- Born: September 19, 1976 Bogotá, Colombia
- Education: Concordia University
- Occupation: Film director
- Years active: 2012–present
- Notable work: La Playa DC, X500, The Seven Last Words

= Juan Andrés Arango =

Colombian-Canadian film director

Juan Andrés Arango García (born September 19, 1976) is a Colombian-Canadian film director. His debut feature film, La Playa DC, premiered at the 2012 Cannes Film Festival and was selected as the Colombian entry for the Best Foreign Language Film at the 86th Academy Awards.

Originally from Bogotá, Colombia, he has resided primarily in Montreal, Quebec since commencing graduate studies in film at Concordia University in 2006.

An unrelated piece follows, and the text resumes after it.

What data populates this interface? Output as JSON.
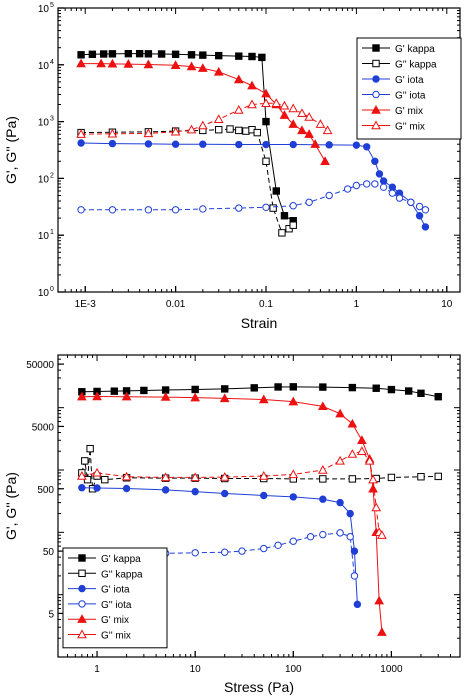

His second film, X500, debuted at the 2016 Toronto International Film Festival.

In 2019 he was one of seven directors, alongside Kaveh Nabatian, Sophie Goyette, Sophie Deraspe, Karl Lemieux, Ariane Lorrain and Caroline Monnet, of the anthology film The Seven Last Words (Les sept dernières paroles).

His 2026 film Where the River Begins (Donde comenzia el rio) is slated to premiere in the Centrepiece program at the 2026 Toronto International Film Festival.